The A$1.6bn project came on stream in October 2008 and has the capacity to flow 800 Mmcf/day of gas along with as much as 50,000bpd of condensate. The field’s production life is put at about eight years.
Contracts
The front-end engineering contract for the development of the platform was awarded to the Eos joint venture between WorleyParsons Services and Kellogg Brown & Root (KBR). The contract was for refining the engineering for the remotely-operated processing platform and subsea wells.
JP Kenny was awarded the contract for the engineering of the flowlines, export pipeline, power cable, tie-in to the existing gas trunkline, and tie-ins to the three subsea wells.
“The 7,300-ton topside was built in Batam, Indonesia, by Malaysian Marine Heavy Engineering.”
Transfield Worley carried out the engineering and the construction work associated with the modifications to the North Rankin A platform to enable the supply of power to and remote control of the Angel platform.
The Aker Kvaerner-Clough Ltd joint venture was awarded the contract for the installation of the topsides for the platform, performing all installation engineering and construction activities related to transportation and installation of the Angel topside.
The 7,300-ton topside was built in Batam, Indonesia, by Malaysian Marine Heavy Engineering.

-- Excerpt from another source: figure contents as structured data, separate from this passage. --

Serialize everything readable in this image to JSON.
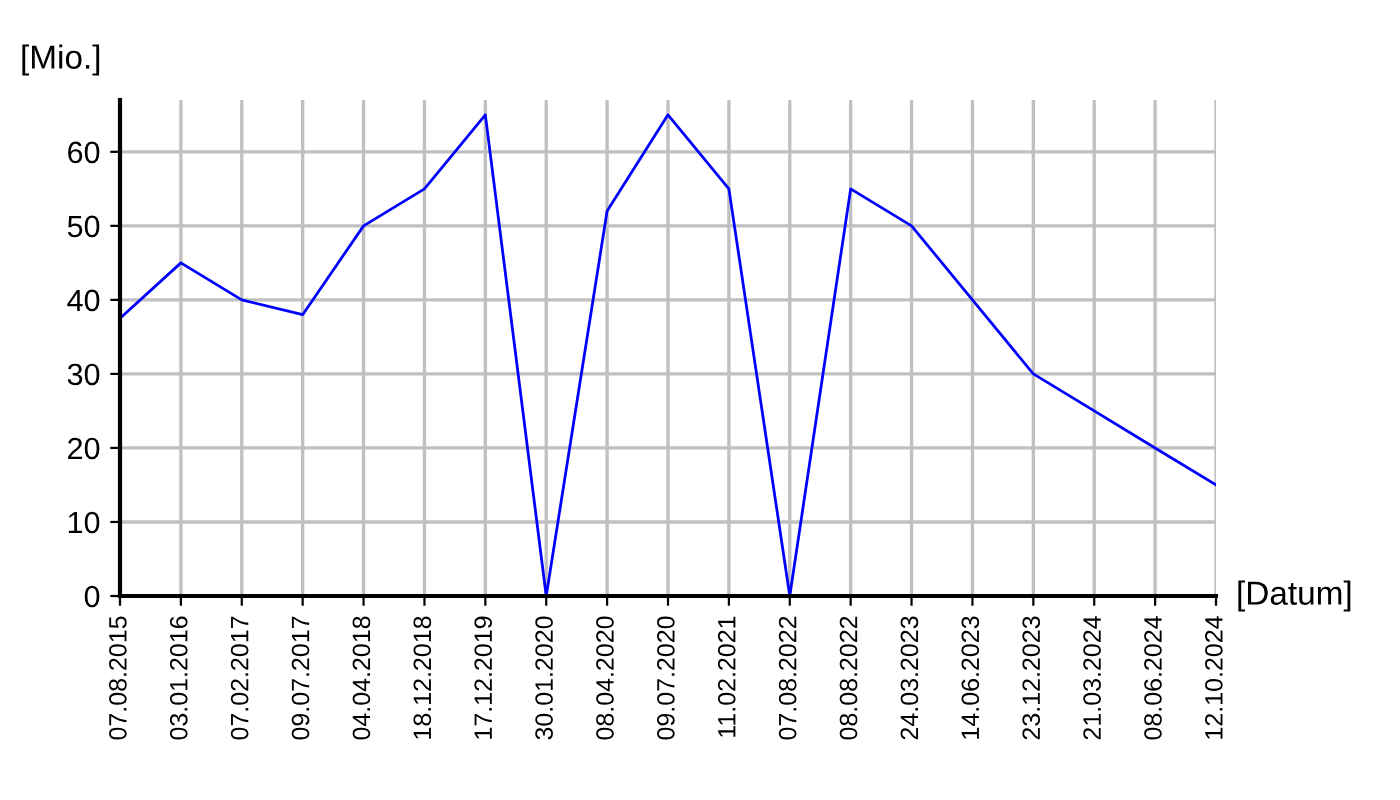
{
  "chart_data": {
    "type": "line",
    "ylabel": "[Mio.]",
    "xlabel": "[Datum]",
    "categories": [
      "07.08.2015",
      "03.01.2016",
      "07.02.2017",
      "09.07.2017",
      "04.04.2018",
      "18.12.2018",
      "17.12.2019",
      "30.01.2020",
      "08.04.2020",
      "09.07.2020",
      "11.02.2021",
      "07.08.2022",
      "08.08.2022",
      "24.03.2023",
      "14.06.2023",
      "23.12.2023",
      "21.03.2024",
      "08.06.2024",
      "12.10.2024"
    ],
    "series": [
      {
        "color": "#0000ff",
        "values": [
          37.5,
          45,
          40,
          38,
          50,
          55,
          65,
          0,
          52,
          65,
          55,
          0,
          55,
          50,
          40,
          30,
          25,
          20,
          15
        ]
      }
    ],
    "ylim": [
      0,
      67
    ],
    "yticks": [
      0,
      10,
      20,
      30,
      40,
      50,
      60
    ],
    "grid": true,
    "marker": "none",
    "line_style": "solid",
    "legend": false
  }
}
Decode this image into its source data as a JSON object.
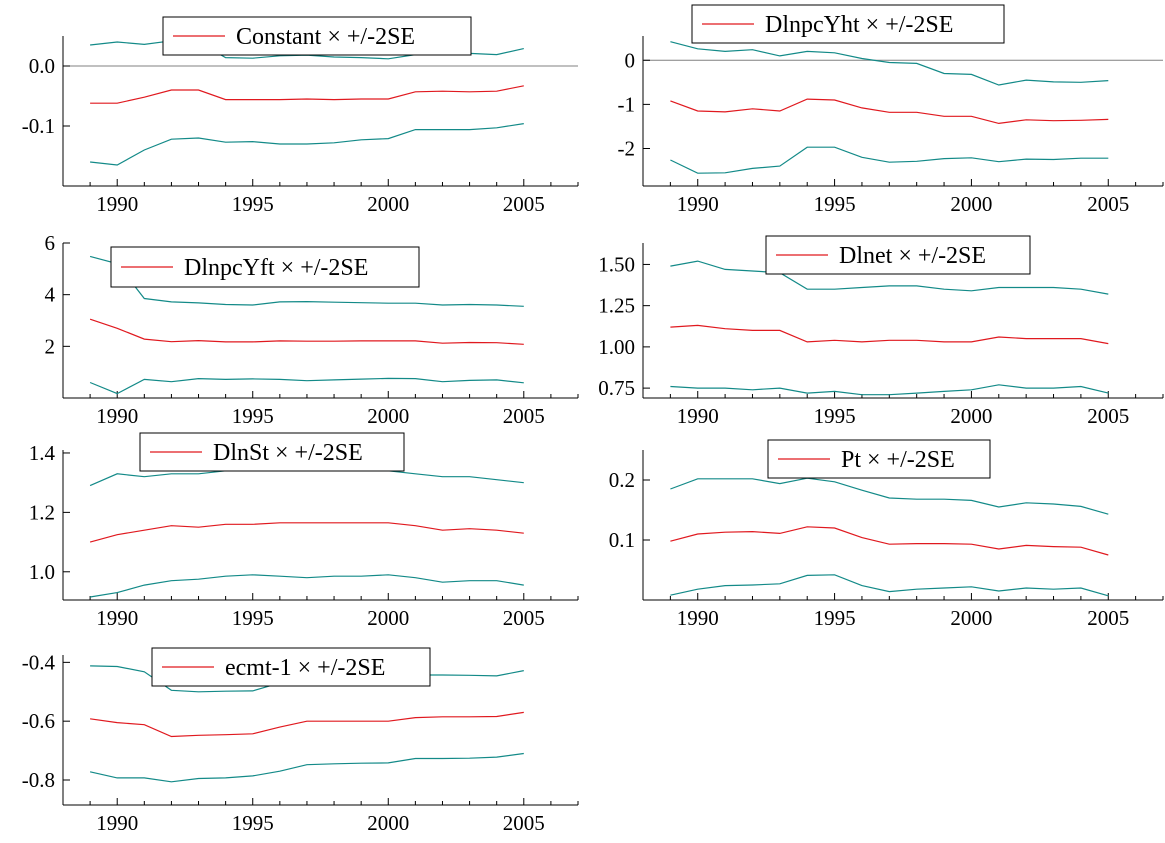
{
  "colors": {
    "estimate": "#e0191f",
    "band": "#138a88",
    "axis": "#000000",
    "zero_line": "#808080"
  },
  "chart_data": [
    {
      "type": "line",
      "legend": {
        "estimate": "Constant",
        "band": "× +/-2SE",
        "placement": "top-center"
      },
      "x": [
        1989,
        1990,
        1991,
        1992,
        1993,
        1994,
        1995,
        1996,
        1997,
        1998,
        1999,
        2000,
        2001,
        2002,
        2003,
        2004,
        2005
      ],
      "xlim": [
        1988,
        2007
      ],
      "xticks": [
        1990,
        1995,
        2000,
        2005
      ],
      "ylim": [
        -0.2,
        0.05
      ],
      "yticks": [
        0.0,
        -0.1
      ],
      "ytick_labels": [
        "0.0",
        "-0.1"
      ],
      "zero_line": true,
      "series": [
        {
          "role": "upper",
          "values": [
            0.035,
            0.04,
            0.036,
            0.042,
            0.04,
            0.014,
            0.013,
            0.017,
            0.018,
            0.015,
            0.014,
            0.012,
            0.019,
            0.022,
            0.021,
            0.019,
            0.029
          ]
        },
        {
          "role": "estimate",
          "values": [
            -0.062,
            -0.062,
            -0.052,
            -0.04,
            -0.04,
            -0.056,
            -0.056,
            -0.056,
            -0.055,
            -0.056,
            -0.055,
            -0.055,
            -0.043,
            -0.042,
            -0.043,
            -0.042,
            -0.033
          ]
        },
        {
          "role": "lower",
          "values": [
            -0.16,
            -0.165,
            -0.14,
            -0.122,
            -0.12,
            -0.127,
            -0.126,
            -0.13,
            -0.13,
            -0.128,
            -0.123,
            -0.121,
            -0.106,
            -0.106,
            -0.106,
            -0.103,
            -0.096
          ]
        }
      ]
    },
    {
      "type": "line",
      "legend": {
        "estimate": "DlnpcYht",
        "band": "× +/-2SE",
        "placement": "top-center"
      },
      "x": [
        1989,
        1990,
        1991,
        1992,
        1993,
        1994,
        1995,
        1996,
        1997,
        1998,
        1999,
        2000,
        2001,
        2002,
        2003,
        2004,
        2005
      ],
      "xlim": [
        1988,
        2007
      ],
      "xticks": [
        1990,
        1995,
        2000,
        2005
      ],
      "ylim": [
        -2.85,
        0.55
      ],
      "yticks": [
        0,
        -1,
        -2
      ],
      "ytick_labels": [
        "0",
        "-1",
        "-2"
      ],
      "zero_line": true,
      "series": [
        {
          "role": "upper",
          "values": [
            0.42,
            0.26,
            0.2,
            0.24,
            0.1,
            0.2,
            0.17,
            0.04,
            -0.05,
            -0.07,
            -0.3,
            -0.32,
            -0.56,
            -0.45,
            -0.49,
            -0.5,
            -0.46
          ]
        },
        {
          "role": "estimate",
          "values": [
            -0.92,
            -1.15,
            -1.17,
            -1.1,
            -1.15,
            -0.88,
            -0.9,
            -1.08,
            -1.18,
            -1.18,
            -1.27,
            -1.27,
            -1.43,
            -1.35,
            -1.37,
            -1.36,
            -1.34
          ]
        },
        {
          "role": "lower",
          "values": [
            -2.26,
            -2.56,
            -2.55,
            -2.45,
            -2.4,
            -1.97,
            -1.97,
            -2.2,
            -2.31,
            -2.29,
            -2.23,
            -2.21,
            -2.3,
            -2.24,
            -2.25,
            -2.22,
            -2.22
          ]
        }
      ]
    },
    {
      "type": "line",
      "legend": {
        "estimate": "DlnpcYft",
        "band": "× +/-2SE",
        "placement": "top-center"
      },
      "x": [
        1989,
        1990,
        1991,
        1992,
        1993,
        1994,
        1995,
        1996,
        1997,
        1998,
        1999,
        2000,
        2001,
        2002,
        2003,
        2004,
        2005
      ],
      "xlim": [
        1988,
        2007
      ],
      "xticks": [
        1990,
        1995,
        2000,
        2005
      ],
      "ylim": [
        0.0,
        6.0
      ],
      "yticks": [
        2,
        4,
        6
      ],
      "ytick_labels": [
        "2",
        "4",
        "6"
      ],
      "zero_line": false,
      "series": [
        {
          "role": "upper",
          "values": [
            5.48,
            5.2,
            3.85,
            3.72,
            3.68,
            3.62,
            3.6,
            3.72,
            3.73,
            3.71,
            3.69,
            3.67,
            3.67,
            3.6,
            3.62,
            3.6,
            3.55
          ]
        },
        {
          "role": "estimate",
          "values": [
            3.05,
            2.7,
            2.28,
            2.18,
            2.22,
            2.17,
            2.17,
            2.21,
            2.2,
            2.2,
            2.21,
            2.21,
            2.21,
            2.12,
            2.15,
            2.14,
            2.08
          ]
        },
        {
          "role": "lower",
          "values": [
            0.6,
            0.17,
            0.72,
            0.63,
            0.75,
            0.72,
            0.74,
            0.72,
            0.67,
            0.7,
            0.73,
            0.76,
            0.75,
            0.63,
            0.68,
            0.7,
            0.59
          ]
        }
      ]
    },
    {
      "type": "line",
      "legend": {
        "estimate": "Dlnet",
        "band": "× +/-2SE",
        "placement": "top-center"
      },
      "x": [
        1989,
        1990,
        1991,
        1992,
        1993,
        1994,
        1995,
        1996,
        1997,
        1998,
        1999,
        2000,
        2001,
        2002,
        2003,
        2004,
        2005
      ],
      "xlim": [
        1988,
        2007
      ],
      "xticks": [
        1990,
        1995,
        2000,
        2005
      ],
      "ylim": [
        0.69,
        1.63
      ],
      "yticks": [
        0.75,
        1.0,
        1.25,
        1.5
      ],
      "ytick_labels": [
        "0.75",
        "1.00",
        "1.25",
        "1.50"
      ],
      "zero_line": false,
      "series": [
        {
          "role": "upper",
          "values": [
            1.49,
            1.52,
            1.47,
            1.46,
            1.45,
            1.35,
            1.35,
            1.36,
            1.37,
            1.37,
            1.35,
            1.34,
            1.36,
            1.36,
            1.36,
            1.35,
            1.32
          ]
        },
        {
          "role": "estimate",
          "values": [
            1.12,
            1.13,
            1.11,
            1.1,
            1.1,
            1.03,
            1.04,
            1.03,
            1.04,
            1.04,
            1.03,
            1.03,
            1.06,
            1.05,
            1.05,
            1.05,
            1.02
          ]
        },
        {
          "role": "lower",
          "values": [
            0.76,
            0.75,
            0.75,
            0.74,
            0.75,
            0.72,
            0.73,
            0.71,
            0.71,
            0.72,
            0.73,
            0.74,
            0.77,
            0.75,
            0.75,
            0.76,
            0.72
          ]
        }
      ]
    },
    {
      "type": "line",
      "legend": {
        "estimate": "DlnSt",
        "band": "× +/-2SE",
        "placement": "top-center"
      },
      "x": [
        1989,
        1990,
        1991,
        1992,
        1993,
        1994,
        1995,
        1996,
        1997,
        1998,
        1999,
        2000,
        2001,
        2002,
        2003,
        2004,
        2005
      ],
      "xlim": [
        1988,
        2007
      ],
      "xticks": [
        1990,
        1995,
        2000,
        2005
      ],
      "ylim": [
        0.905,
        1.41
      ],
      "yticks": [
        1.0,
        1.2,
        1.4
      ],
      "ytick_labels": [
        "1.0",
        "1.2",
        "1.4"
      ],
      "zero_line": false,
      "series": [
        {
          "role": "upper",
          "values": [
            1.29,
            1.33,
            1.32,
            1.33,
            1.33,
            1.34,
            1.34,
            1.35,
            1.35,
            1.34,
            1.34,
            1.34,
            1.33,
            1.32,
            1.32,
            1.31,
            1.3
          ]
        },
        {
          "role": "estimate",
          "values": [
            1.1,
            1.125,
            1.14,
            1.155,
            1.15,
            1.16,
            1.16,
            1.165,
            1.165,
            1.165,
            1.165,
            1.165,
            1.155,
            1.14,
            1.145,
            1.14,
            1.13
          ]
        },
        {
          "role": "lower",
          "values": [
            0.915,
            0.93,
            0.955,
            0.97,
            0.975,
            0.985,
            0.99,
            0.985,
            0.98,
            0.985,
            0.985,
            0.99,
            0.98,
            0.965,
            0.97,
            0.97,
            0.955
          ]
        }
      ]
    },
    {
      "type": "line",
      "legend": {
        "estimate": "Pt",
        "band": "× +/-2SE",
        "placement": "top-right"
      },
      "x": [
        1989,
        1990,
        1991,
        1992,
        1993,
        1994,
        1995,
        1996,
        1997,
        1998,
        1999,
        2000,
        2001,
        2002,
        2003,
        2004,
        2005
      ],
      "xlim": [
        1988,
        2007
      ],
      "xticks": [
        1990,
        1995,
        2000,
        2005
      ],
      "ylim": [
        0.0,
        0.25
      ],
      "yticks": [
        0.1,
        0.2
      ],
      "ytick_labels": [
        "0.1",
        "0.2"
      ],
      "zero_line": false,
      "series": [
        {
          "role": "upper",
          "values": [
            0.185,
            0.202,
            0.202,
            0.202,
            0.194,
            0.203,
            0.197,
            0.183,
            0.17,
            0.168,
            0.168,
            0.166,
            0.155,
            0.162,
            0.16,
            0.156,
            0.143
          ]
        },
        {
          "role": "estimate",
          "values": [
            0.098,
            0.11,
            0.113,
            0.114,
            0.111,
            0.122,
            0.12,
            0.104,
            0.093,
            0.094,
            0.094,
            0.093,
            0.085,
            0.091,
            0.089,
            0.088,
            0.075
          ]
        },
        {
          "role": "lower",
          "values": [
            0.008,
            0.018,
            0.024,
            0.025,
            0.027,
            0.041,
            0.042,
            0.024,
            0.014,
            0.018,
            0.02,
            0.022,
            0.015,
            0.02,
            0.018,
            0.02,
            0.007
          ]
        }
      ]
    },
    {
      "type": "line",
      "legend": {
        "estimate": "ecmt-1",
        "band": "× +/-2SE",
        "placement": "top-center"
      },
      "x": [
        1989,
        1990,
        1991,
        1992,
        1993,
        1994,
        1995,
        1996,
        1997,
        1998,
        1999,
        2000,
        2001,
        2002,
        2003,
        2004,
        2005
      ],
      "xlim": [
        1988,
        2007
      ],
      "xticks": [
        1990,
        1995,
        2000,
        2005
      ],
      "ylim": [
        -0.885,
        -0.375
      ],
      "yticks": [
        -0.4,
        -0.6,
        -0.8
      ],
      "ytick_labels": [
        "-0.4",
        "-0.6",
        "-0.8"
      ],
      "zero_line": false,
      "series": [
        {
          "role": "upper",
          "values": [
            -0.412,
            -0.414,
            -0.432,
            -0.495,
            -0.5,
            -0.498,
            -0.497,
            -0.47,
            -0.453,
            -0.453,
            -0.455,
            -0.455,
            -0.443,
            -0.443,
            -0.444,
            -0.446,
            -0.428
          ]
        },
        {
          "role": "estimate",
          "values": [
            -0.592,
            -0.605,
            -0.612,
            -0.652,
            -0.648,
            -0.646,
            -0.643,
            -0.62,
            -0.6,
            -0.6,
            -0.6,
            -0.6,
            -0.588,
            -0.585,
            -0.585,
            -0.584,
            -0.57
          ]
        },
        {
          "role": "lower",
          "values": [
            -0.772,
            -0.793,
            -0.793,
            -0.806,
            -0.795,
            -0.793,
            -0.786,
            -0.77,
            -0.748,
            -0.745,
            -0.743,
            -0.742,
            -0.727,
            -0.727,
            -0.726,
            -0.722,
            -0.71
          ]
        }
      ]
    }
  ]
}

It left Malaysia in March 2008 on the Dockwise heavy transport vessel Black Marlin, which was contracted by the joint venture for the transportation and float-over installation of the Angel topside.
The topside was installed over a four-legged steel jacket, weighing 8,000 tons, which itself was transported to the Angel field by J Ray McDermott’s launch barge Intermac 650 and installed by J Ray’s derrick barge DB30.